2024-08-09 19:33:10,457 WARNING services.py:2017 -- WARNING: The object store is using /tmp instead of /dev/shm because /dev/shm has only 67108864 bytes available. This will harm performance! You may be able to free up space by deleting files in /dev/shm. If you are inside a Docker container, you can increase /dev/shm size by passing '--shm-size=1.89gb' to 'docker run' (or add it to the run_options list in a Ray cluster config). Make sure to set this to more than 30% of available RAM.
2024-08-09 19:33:11,508 INFO worker.py:1781 -- Started a local Ray instance.
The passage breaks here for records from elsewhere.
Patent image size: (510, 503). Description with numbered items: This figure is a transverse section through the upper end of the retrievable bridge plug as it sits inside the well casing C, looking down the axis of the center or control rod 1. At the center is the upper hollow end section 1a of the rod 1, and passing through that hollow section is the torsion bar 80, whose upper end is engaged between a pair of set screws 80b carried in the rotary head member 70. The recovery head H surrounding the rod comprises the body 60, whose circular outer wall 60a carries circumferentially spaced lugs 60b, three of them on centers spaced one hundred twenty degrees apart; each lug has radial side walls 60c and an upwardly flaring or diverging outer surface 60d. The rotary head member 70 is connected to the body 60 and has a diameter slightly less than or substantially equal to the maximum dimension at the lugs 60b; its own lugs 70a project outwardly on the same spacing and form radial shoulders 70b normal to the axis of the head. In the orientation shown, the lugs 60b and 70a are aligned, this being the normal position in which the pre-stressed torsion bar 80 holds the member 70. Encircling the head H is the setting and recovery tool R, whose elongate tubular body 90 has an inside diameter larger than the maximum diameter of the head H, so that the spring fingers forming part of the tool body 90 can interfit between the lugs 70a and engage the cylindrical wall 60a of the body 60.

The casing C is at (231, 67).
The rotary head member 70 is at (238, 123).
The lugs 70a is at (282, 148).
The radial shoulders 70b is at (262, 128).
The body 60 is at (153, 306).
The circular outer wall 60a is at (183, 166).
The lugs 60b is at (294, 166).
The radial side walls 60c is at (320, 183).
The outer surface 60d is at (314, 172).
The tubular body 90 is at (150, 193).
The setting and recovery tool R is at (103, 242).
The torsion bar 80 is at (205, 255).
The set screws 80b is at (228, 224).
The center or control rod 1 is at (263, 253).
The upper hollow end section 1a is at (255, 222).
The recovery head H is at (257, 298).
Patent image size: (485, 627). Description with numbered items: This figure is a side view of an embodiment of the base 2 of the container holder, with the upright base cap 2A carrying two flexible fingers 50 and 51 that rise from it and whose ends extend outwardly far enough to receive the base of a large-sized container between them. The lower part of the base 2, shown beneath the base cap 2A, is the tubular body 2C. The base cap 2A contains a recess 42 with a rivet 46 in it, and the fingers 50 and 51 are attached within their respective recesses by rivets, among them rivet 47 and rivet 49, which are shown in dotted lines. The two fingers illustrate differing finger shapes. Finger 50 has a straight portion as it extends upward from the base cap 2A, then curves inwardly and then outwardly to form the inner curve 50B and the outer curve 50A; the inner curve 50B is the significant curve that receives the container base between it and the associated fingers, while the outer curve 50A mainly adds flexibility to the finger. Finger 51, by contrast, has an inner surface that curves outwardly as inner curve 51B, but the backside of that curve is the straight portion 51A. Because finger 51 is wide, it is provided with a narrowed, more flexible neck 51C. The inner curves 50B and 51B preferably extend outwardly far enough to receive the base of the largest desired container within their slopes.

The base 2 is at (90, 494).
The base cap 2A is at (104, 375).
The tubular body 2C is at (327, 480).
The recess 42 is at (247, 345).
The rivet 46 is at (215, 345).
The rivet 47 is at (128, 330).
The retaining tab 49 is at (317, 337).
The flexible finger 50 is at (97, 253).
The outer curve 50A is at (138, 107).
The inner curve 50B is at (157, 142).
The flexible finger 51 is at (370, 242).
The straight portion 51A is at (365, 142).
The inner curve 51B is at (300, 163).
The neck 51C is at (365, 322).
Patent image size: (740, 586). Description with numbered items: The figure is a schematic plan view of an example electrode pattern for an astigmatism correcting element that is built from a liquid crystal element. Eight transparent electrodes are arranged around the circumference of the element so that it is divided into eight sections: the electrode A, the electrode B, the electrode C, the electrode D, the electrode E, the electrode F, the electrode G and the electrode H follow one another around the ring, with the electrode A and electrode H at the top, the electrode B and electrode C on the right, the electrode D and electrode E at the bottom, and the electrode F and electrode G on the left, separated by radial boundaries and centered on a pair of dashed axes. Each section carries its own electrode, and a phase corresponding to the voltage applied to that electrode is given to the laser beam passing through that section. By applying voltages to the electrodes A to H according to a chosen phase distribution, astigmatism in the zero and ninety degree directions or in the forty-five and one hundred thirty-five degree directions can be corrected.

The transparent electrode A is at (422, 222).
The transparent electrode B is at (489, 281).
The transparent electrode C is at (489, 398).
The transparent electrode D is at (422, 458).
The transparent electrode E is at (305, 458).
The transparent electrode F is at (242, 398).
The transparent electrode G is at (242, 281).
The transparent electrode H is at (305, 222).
/home/docs/checkouts/readthedocs.org/user_builds/tape/envs/latest/lib/python3.10/site-packages/dask/config.py:789: FutureWarning: Dask configuration key 'shuffle' has been deprecated; please use 'dataframe.shuffle.algorithm' instead
warnings.warn(
[1]:
<dask.config.set at 0x7f26dd506e60>
We import ray, and just need to invoke two commands. context = ray.init() starts a local ray cluster, and we can use this context object to retrieve the url of the ray dashboard, as shown below. enable_dask_on_ray() is a dask configuration function that sets up all Dask work to use the established Ray cluster.
[2]:
print(context.dashboard_url)
For TAPE, the only needed change is to specify client=False when initializing an Ensemble object. Because the Dask configuration has been set, the Ensemble will automatically use the established Ray cluster.
[3]:
ens = Ensemble(client=False) # Do not use a client
From here, we are free to work with TAPE as normal.
[4]:
ens.from_dataset("s82_qso", sorted=True)
ens.source = ens.source.repartition(npartitions=10)
ens.batch(
calc_sf2, use_map=False
) # use_map is false as we repartition naively, splitting per-object sources across partitions
Using generated label, result_1, for a batch result.
[4]:
| lc_id | band | dt | sf2 | 1_sigma | |
|---|---|---|---|---|---|
| npartitions=10 | |||||
| 70 | int64 | object | float64 | float64 | float64 |
| 406146 | ... | ... | ... | ... | ... |
| ... | ... | ... | ... | ... | ... |
| 5509561 | ... | ... | ... | ... | ... |
| 7913279 | ... | ... | ... | ... | ... |